Objek wisata bahari Tiga Gili yakni Trawangan, Meno dan Gili Air di Kecamatan Pemenang, Kabupaten Lombok Utara yang menjadi ikon pariwisata NTB juga tidak luput dari dampak gempa dahsyat yang mengguncang Lombok.

Gugusan tiga gili dengan pantai eksotis yang menjadi magnet pariwisata di bumi "Tioq Tata Tunak" (moto Lombok Utara) kini lumpuh total. Ribuan wisatawan dan warga setempat terpaksa dievakuasi.

Setelah sembilan hari pascagempa baru-baru ini Bupati Lombok Utara H Najmul Akhyar meninjau kondisi tiga Gili tersebut.

“Kerusakan akibat gempa di Tiga Gili tidak separah yang terjadi di lima kecamatan yang ada di Lombok Utara. Kerusakannya diperkirakan hanya sekitar 10 persen saja, namun masih banyak bangunan yang layak digunakan,” ucapnya.

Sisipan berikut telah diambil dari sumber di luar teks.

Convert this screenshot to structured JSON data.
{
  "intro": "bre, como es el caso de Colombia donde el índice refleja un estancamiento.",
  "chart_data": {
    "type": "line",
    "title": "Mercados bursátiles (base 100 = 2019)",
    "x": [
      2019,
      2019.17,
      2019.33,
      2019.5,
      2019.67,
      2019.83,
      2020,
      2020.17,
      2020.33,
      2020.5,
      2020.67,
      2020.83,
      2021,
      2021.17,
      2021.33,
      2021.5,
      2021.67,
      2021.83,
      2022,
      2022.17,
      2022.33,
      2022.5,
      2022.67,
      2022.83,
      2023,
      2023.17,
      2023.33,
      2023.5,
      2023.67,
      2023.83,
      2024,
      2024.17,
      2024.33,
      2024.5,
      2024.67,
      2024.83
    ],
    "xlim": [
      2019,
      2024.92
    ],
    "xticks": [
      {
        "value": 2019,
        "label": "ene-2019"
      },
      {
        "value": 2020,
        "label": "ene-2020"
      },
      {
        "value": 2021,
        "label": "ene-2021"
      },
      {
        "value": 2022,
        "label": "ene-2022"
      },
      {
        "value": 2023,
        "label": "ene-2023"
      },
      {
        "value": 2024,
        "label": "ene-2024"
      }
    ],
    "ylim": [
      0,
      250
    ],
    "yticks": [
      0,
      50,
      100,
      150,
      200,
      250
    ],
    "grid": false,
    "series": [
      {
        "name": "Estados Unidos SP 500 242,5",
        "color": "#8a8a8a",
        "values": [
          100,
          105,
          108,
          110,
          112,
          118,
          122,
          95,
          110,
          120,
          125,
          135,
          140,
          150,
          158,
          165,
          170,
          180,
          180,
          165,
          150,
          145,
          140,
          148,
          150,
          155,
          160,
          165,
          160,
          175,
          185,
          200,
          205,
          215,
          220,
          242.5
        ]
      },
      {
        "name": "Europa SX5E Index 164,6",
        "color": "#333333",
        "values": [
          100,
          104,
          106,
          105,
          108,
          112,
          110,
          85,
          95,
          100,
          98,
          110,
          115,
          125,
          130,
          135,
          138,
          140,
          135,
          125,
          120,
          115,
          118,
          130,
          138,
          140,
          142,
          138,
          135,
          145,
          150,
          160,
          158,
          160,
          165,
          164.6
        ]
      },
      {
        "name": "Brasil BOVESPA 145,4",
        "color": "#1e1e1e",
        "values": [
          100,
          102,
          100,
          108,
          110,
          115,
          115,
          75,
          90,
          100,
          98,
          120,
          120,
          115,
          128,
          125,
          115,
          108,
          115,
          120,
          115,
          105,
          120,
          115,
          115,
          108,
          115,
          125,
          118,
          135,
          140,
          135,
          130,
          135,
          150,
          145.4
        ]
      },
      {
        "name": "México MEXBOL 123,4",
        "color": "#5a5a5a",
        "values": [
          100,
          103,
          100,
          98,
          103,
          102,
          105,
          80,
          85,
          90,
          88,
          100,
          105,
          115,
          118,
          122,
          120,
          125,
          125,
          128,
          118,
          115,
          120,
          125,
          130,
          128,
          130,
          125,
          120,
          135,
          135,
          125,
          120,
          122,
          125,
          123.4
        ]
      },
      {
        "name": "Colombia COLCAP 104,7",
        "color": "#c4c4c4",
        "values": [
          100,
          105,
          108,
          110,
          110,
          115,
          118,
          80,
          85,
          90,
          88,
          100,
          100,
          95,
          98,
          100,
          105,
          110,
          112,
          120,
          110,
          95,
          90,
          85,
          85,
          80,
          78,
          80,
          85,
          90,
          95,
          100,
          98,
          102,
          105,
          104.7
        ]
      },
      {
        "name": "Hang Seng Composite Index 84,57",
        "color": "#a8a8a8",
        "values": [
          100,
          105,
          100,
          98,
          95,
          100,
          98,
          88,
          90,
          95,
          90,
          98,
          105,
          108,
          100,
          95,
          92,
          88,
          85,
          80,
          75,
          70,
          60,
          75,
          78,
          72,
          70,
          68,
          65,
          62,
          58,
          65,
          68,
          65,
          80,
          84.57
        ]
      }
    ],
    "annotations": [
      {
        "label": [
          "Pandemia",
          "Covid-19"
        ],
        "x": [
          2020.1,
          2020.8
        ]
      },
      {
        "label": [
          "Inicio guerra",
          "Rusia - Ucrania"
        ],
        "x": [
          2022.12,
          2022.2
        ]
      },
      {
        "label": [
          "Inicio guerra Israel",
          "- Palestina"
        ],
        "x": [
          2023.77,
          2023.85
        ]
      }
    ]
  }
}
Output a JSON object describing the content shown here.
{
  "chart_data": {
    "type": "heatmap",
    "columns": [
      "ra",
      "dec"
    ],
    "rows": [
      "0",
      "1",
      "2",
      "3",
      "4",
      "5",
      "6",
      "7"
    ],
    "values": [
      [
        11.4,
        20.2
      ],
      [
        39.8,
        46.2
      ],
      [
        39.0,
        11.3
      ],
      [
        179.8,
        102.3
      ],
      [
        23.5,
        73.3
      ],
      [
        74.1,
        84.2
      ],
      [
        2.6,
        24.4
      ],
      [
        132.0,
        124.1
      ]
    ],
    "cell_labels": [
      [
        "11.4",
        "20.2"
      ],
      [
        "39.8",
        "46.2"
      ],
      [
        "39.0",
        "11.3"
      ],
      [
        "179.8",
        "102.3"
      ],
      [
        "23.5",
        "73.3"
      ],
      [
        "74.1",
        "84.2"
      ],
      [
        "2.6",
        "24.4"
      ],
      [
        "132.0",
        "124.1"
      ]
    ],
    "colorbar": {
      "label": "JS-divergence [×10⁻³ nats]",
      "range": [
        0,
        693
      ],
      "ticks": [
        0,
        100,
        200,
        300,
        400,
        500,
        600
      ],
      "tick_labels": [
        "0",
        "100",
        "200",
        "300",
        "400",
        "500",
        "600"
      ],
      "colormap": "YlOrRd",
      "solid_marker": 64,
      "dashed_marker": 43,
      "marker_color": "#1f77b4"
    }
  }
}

Baca Lainnya: Masih Berstatus Waspada, Petugas SAR Larang Upacara Bendera di Gunung Merapi

Meski begitu, ia mengatakan membangun sektor pariwisata memang tidak mudah, namun ia yakin bisa membangun kembali, khususnya objek wisata Tiga Gili lebih cepat, sebab tidak banyak kesulitan ditemukan, karena banyak bangunan yang masih layak digunakan, hanya butuh beberapa sentuhan perbaikan.

Lebih lanjut dikatakan Najmul, hal terpenting yang dilakukan saat ini adalah menyampaikan kepada masyarakat di Indonesia dan dan dunia, bahwa kondisi di tiga gili sudah aman untuk dikunjungi, bahkan ditempati.

Soal isu air naik hingga daratan gili pascagempa, Najmul Akhyar mengatakan isu tersebut tidak benar. Objek wisata bahari Tiga Gili masih aman untuk kegiatan apapun, termasuk berwisata.

Untuk membuktikannya Pemerintah Kabupaten Lombok Utara akan mendatangkan wisatawan bekerja sama dengan salah satu perusahaan angkutan pada 19 Agustus 2018.

Najmul mengatakan, kini masyarakat mulai bangkit, kegiatan perekonomian sudah mulai berjalan kembali. Pasar-pasar tradisional pun sudah mulai buka.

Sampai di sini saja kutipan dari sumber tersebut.